Everywhere I turn, there are signs for things going on on Dec. 3.  It's because it lands on a Saturday this year and it's killing me.  I never expected a Saturday birthday would be harder, but it IS.  Every Christmas time kick off activity is happening this Saturday... If you want to make a wreath, decorate cookies, meet Santa or attend a community fundraiser - Saturday is your day.  When what I want is for the world to stop and let me go at a slow, introverted, thought-filled pace.... and I already know it's not going to happen.

I have a feeling this December is going to define the tightrope of joy and sorrow like never before.

This is the first year since she died that I feel excited about Christmas.  This could be in part because a friend of a friend asked if she could be our Santa this year and is getting each of the kids 4 gifts that she is going to wrap and bring to me labeled!  So all we have to do is stuff the stockings.  Taking away the stress of all of that work is a huge relief to me right now.  So I think that plays into it.  But it's also just part of where I'm at in my missing Rachel... she truly has become part of me in a different way this past year.  I am not convinced words will do it justice, so I won't try to explain it, but I'll just say that I feel so much peace around thoughts of her as a general rule.  I truly have a piece of me in heaven and a piece of heaven in me.  It's a gift.  She is a gift.

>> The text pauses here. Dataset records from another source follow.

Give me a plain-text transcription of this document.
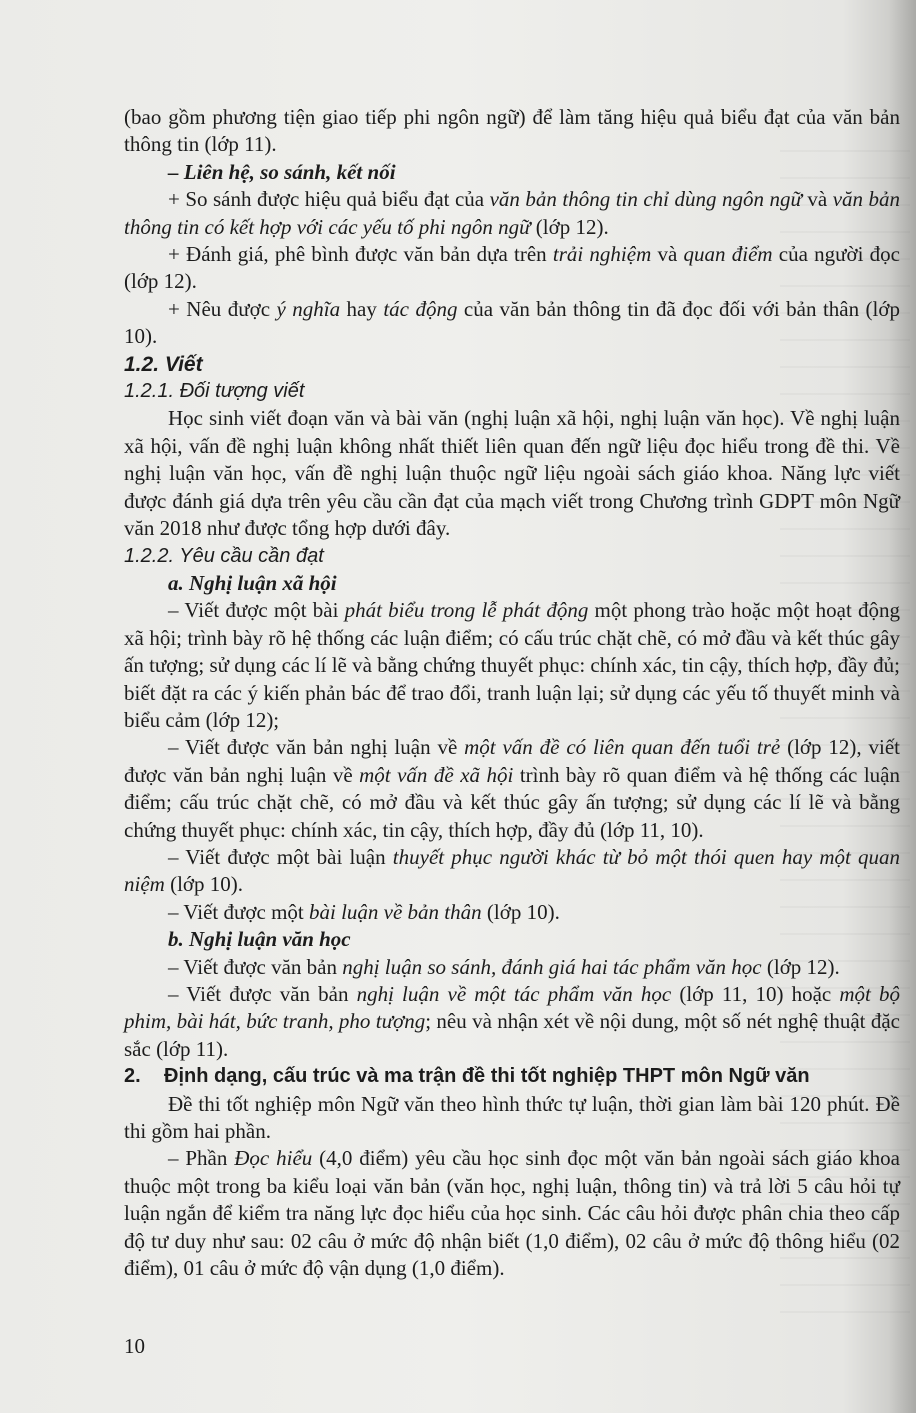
(bao gồm phương tiện giao tiếp phi ngôn ngữ) để làm tăng hiệu quả biểu đạt của văn bản thông tin (lớp 11).

– Liên hệ, so sánh, kết nối

+ So sánh được hiệu quả biểu đạt của văn bản thông tin chỉ dùng ngôn ngữ và văn bản thông tin có kết hợp với các yếu tố phi ngôn ngữ (lớp 12).

+ Đánh giá, phê bình được văn bản dựa trên trải nghiệm và quan điểm của người đọc (lớp 12).

+ Nêu được ý nghĩa hay tác động của văn bản thông tin đã đọc đối với bản thân (lớp 10).

1.2. Viết

1.2.1. Đối tượng viết

Học sinh viết đoạn văn và bài văn (nghị luận xã hội, nghị luận văn học). Về nghị luận xã hội, vấn đề nghị luận không nhất thiết liên quan đến ngữ liệu đọc hiểu trong đề thi. Về nghị luận văn học, vấn đề nghị luận thuộc ngữ liệu ngoài sách giáo khoa. Năng lực viết được đánh giá dựa trên yêu cầu cần đạt của mạch viết trong Chương trình GDPT môn Ngữ văn 2018 như được tổng hợp dưới đây.

1.2.2. Yêu cầu cần đạt

a. Nghị luận xã hội

– Viết được một bài phát biểu trong lễ phát động một phong trào hoặc một hoạt động xã hội; trình bày rõ hệ thống các luận điểm; có cấu trúc chặt chẽ, có mở đầu và kết thúc gây ấn tượng; sử dụng các lí lẽ và bằng chứng thuyết phục: chính xác, tin cậy, thích hợp, đầy đủ; biết đặt ra các ý kiến phản bác để trao đổi, tranh luận lại; sử dụng các yếu tố thuyết minh và biểu cảm (lớp 12);

– Viết được văn bản nghị luận về một vấn đề có liên quan đến tuổi trẻ (lớp 12), viết được văn bản nghị luận về một vấn đề xã hội trình bày rõ quan điểm và hệ thống các luận điểm; cấu trúc chặt chẽ, có mở đầu và kết thúc gây ấn tượng; sử dụng các lí lẽ và bằng chứng thuyết phục: chính xác, tin cậy, thích hợp, đầy đủ (lớp 11, 10).

– Viết được một bài luận thuyết phục người khác từ bỏ một thói quen hay một quan niệm (lớp 10).

– Viết được một bài luận về bản thân (lớp 10).

b. Nghị luận văn học

– Viết được văn bản nghị luận so sánh, đánh giá hai tác phẩm văn học (lớp 12).

– Viết được văn bản nghị luận về một tác phẩm văn học (lớp 11, 10) hoặc một bộ phim, bài hát, bức tranh, pho tượng; nêu và nhận xét về nội dung, một số nét nghệ thuật đặc sắc (lớp 11).

2. Định dạng, cấu trúc và ma trận đề thi tốt nghiệp THPT môn Ngữ văn

Đề thi tốt nghiệp môn Ngữ văn theo hình thức tự luận, thời gian làm bài 120 phút. Đề thi gồm hai phần.

– Phần Đọc hiểu (4,0 điểm) yêu cầu học sinh đọc một văn bản ngoài sách giáo khoa thuộc một trong ba kiểu loại văn bản (văn học, nghị luận, thông tin) và trả lời 5 câu hỏi tự luận ngắn để kiểm tra năng lực đọc hiểu của học sinh. Các câu hỏi được phân chia theo cấp độ tư duy như sau: 02 câu ở mức độ nhận biết (1,0 điểm), 02 câu ở mức độ thông hiểu (02 điểm), 01 câu ở mức độ vận dụng (1,0 điểm).

10
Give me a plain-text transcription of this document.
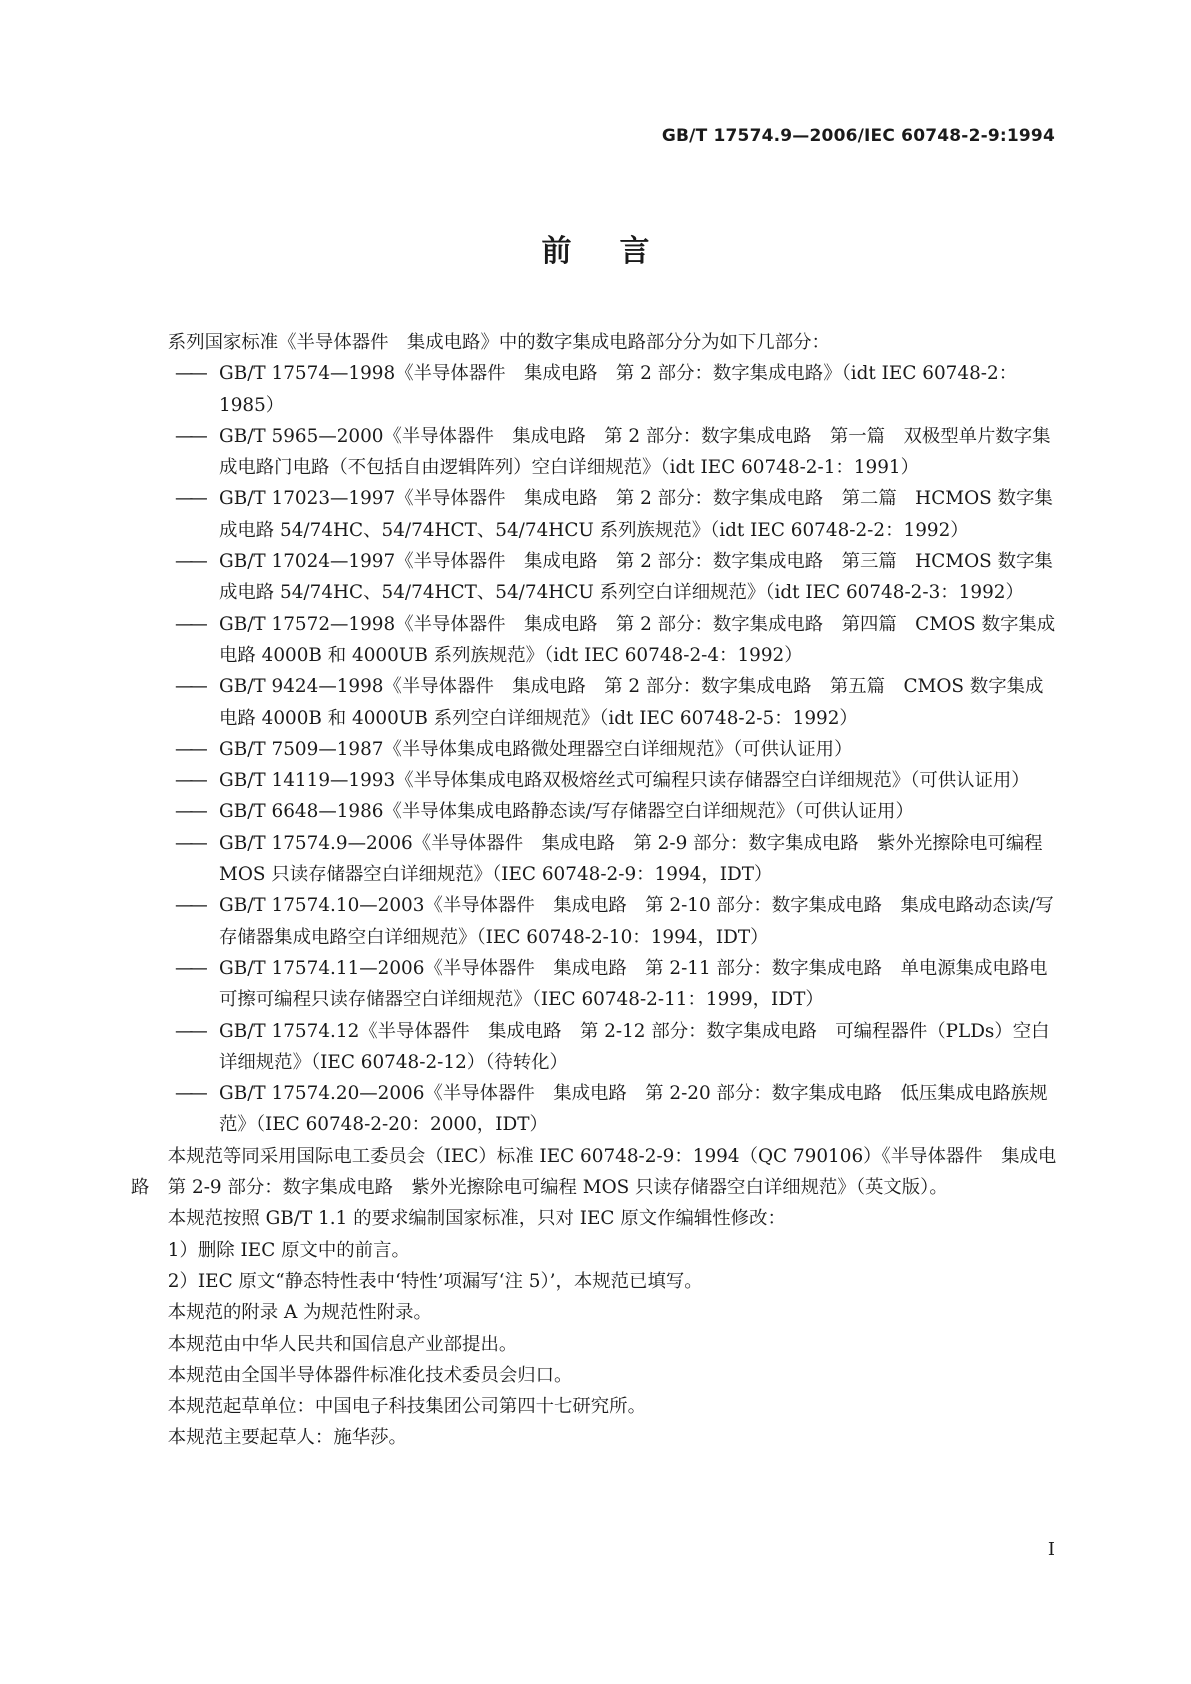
GB/T 17574.9—2006/IEC 60748-2-9:1994
前言

系列国家标准《半导体器件　集成电路》中的数字集成电路部分分为如下几部分：

—— GB/T 17574—1998《半导体器件　集成电路　第 2 部分：数字集成电路》（idt IEC 60748-2：1985）

—— GB/T 5965—2000《半导体器件　集成电路　第 2 部分：数字集成电路　第一篇　双极型单片数字集成电路门电路（不包括自由逻辑阵列）空白详细规范》（idt IEC 60748-2-1：1991）

—— GB/T 17023—1997《半导体器件　集成电路　第 2 部分：数字集成电路　第二篇　HCMOS 数字集成电路 54/74HC、54/74HCT、54/74HCU 系列族规范》（idt IEC 60748-2-2：1992）

—— GB/T 17024—1997《半导体器件　集成电路　第 2 部分：数字集成电路　第三篇　HCMOS 数字集成电路 54/74HC、54/74HCT、54/74HCU 系列空白详细规范》（idt IEC 60748-2-3：1992）

—— GB/T 17572—1998《半导体器件　集成电路　第 2 部分：数字集成电路　第四篇　CMOS 数字集成电路 4000B 和 4000UB 系列族规范》（idt IEC 60748-2-4：1992）

—— GB/T 9424—1998《半导体器件　集成电路　第 2 部分：数字集成电路　第五篇　CMOS 数字集成电路 4000B 和 4000UB 系列空白详细规范》（idt IEC 60748-2-5：1992）

—— GB/T 7509—1987《半导体集成电路微处理器空白详细规范》（可供认证用）

—— GB/T 14119—1993《半导体集成电路双极熔丝式可编程只读存储器空白详细规范》（可供认证用）

—— GB/T 6648—1986《半导体集成电路静态读/写存储器空白详细规范》（可供认证用）

—— GB/T 17574.9—2006《半导体器件　集成电路　第 2-9 部分：数字集成电路　紫外光擦除电可编程 MOS 只读存储器空白详细规范》（IEC 60748-2-9：1994，IDT）

—— GB/T 17574.10—2003《半导体器件　集成电路　第 2-10 部分：数字集成电路　集成电路动态读/写存储器集成电路空白详细规范》（IEC 60748-2-10：1994，IDT）

—— GB/T 17574.11—2006《半导体器件　集成电路　第 2-11 部分：数字集成电路　单电源集成电路电可擦可编程只读存储器空白详细规范》（IEC 60748-2-11：1999，IDT）

—— GB/T 17574.12《半导体器件　集成电路　第 2-12 部分：数字集成电路　可编程器件（PLDs）空白详细规范》（IEC 60748-2-12）（待转化）

—— GB/T 17574.20—2006《半导体器件　集成电路　第 2-20 部分：数字集成电路　低压集成电路族规范》（IEC 60748-2-20：2000，IDT）

本规范等同采用国际电工委员会（IEC）标准 IEC 60748-2-9：1994（QC 790106）《半导体器件　集成电路　第 2-9 部分：数字集成电路　紫外光擦除电可编程 MOS 只读存储器空白详细规范》（英文版）。

本规范按照 GB/T 1.1 的要求编制国家标准，只对 IEC 原文作编辑性修改：

1）删除 IEC 原文中的前言。

2）IEC 原文“静态特性表中‘特性’项漏写‘注 5）’，本规范已填写。

本规范的附录 A 为规范性附录。

本规范由中华人民共和国信息产业部提出。

本规范由全国半导体器件标准化技术委员会归口。

本规范起草单位：中国电子科技集团公司第四十七研究所。

本规范主要起草人：施华莎。

I
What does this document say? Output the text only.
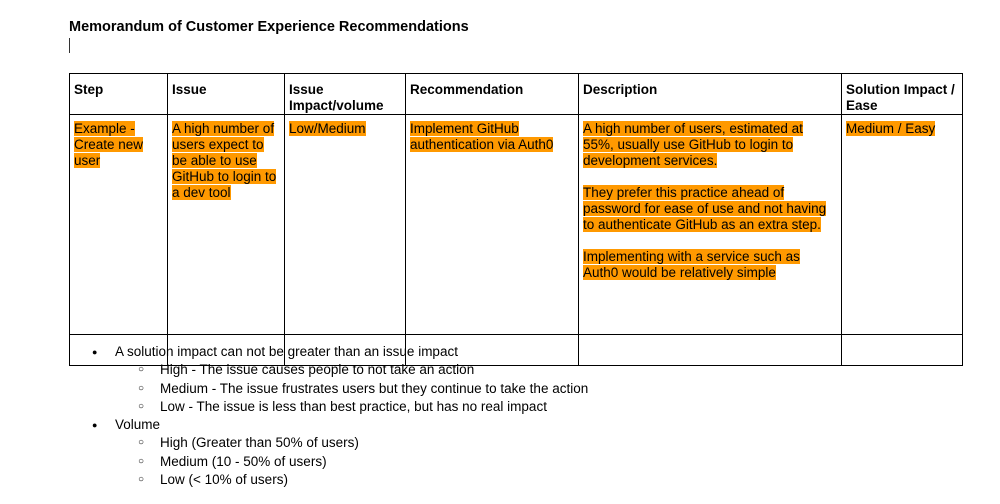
Memorandum of Customer Experience Recommendations
Step	Issue	Issue Impact/volume	Recommendation	Description	Solution Impact / Ease
Example - Create new user	A high number of users expect to be able to use GitHub to login to a dev tool	Low/Medium	Implement GitHub authentication via Auth0	A high number of users, estimated at 55%, usually use GitHub to login to development services.

They prefer this practice ahead of password for ease of use and not having to authenticate GitHub as an extra step.

Implementing with a service such as Auth0 would be relatively simple	Medium / Easy

● A solution impact can not be greater than an issue impact
○ High - The issue causes people to not take an action
○ Medium - The issue frustrates users but they continue to take the action
○ Low - The issue is less than best practice, but has no real impact
● Volume
○ High (Greater than 50% of users)
○ Medium (10 - 50% of users)
○ Low (< 10% of users)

But in the middle of starting to feel exited, I have these thoughts - feelings - emotions - memories... that are kicking my butt and I'm just so sad all of a sudden.  I'm pretty confident I will get past it and enjoy Christmas.  I will love watching Eden Joy turn one on Christmas Eve... I will do all the traditions I always do with my living kids and do my best to include my Rachel... I am just praying that God will do something to make it more than a survival test, but that He will encourage me in the ways He does best through these next couple of weeks.  I am so fragile right now.  But I'm safe in His hands.

My friend Darla sent me this video last year for Rachel's birthday week and it just came to mind as I wrote those last words.

I am safe in His hands.

And He has me.  He has this.  He won't let me go.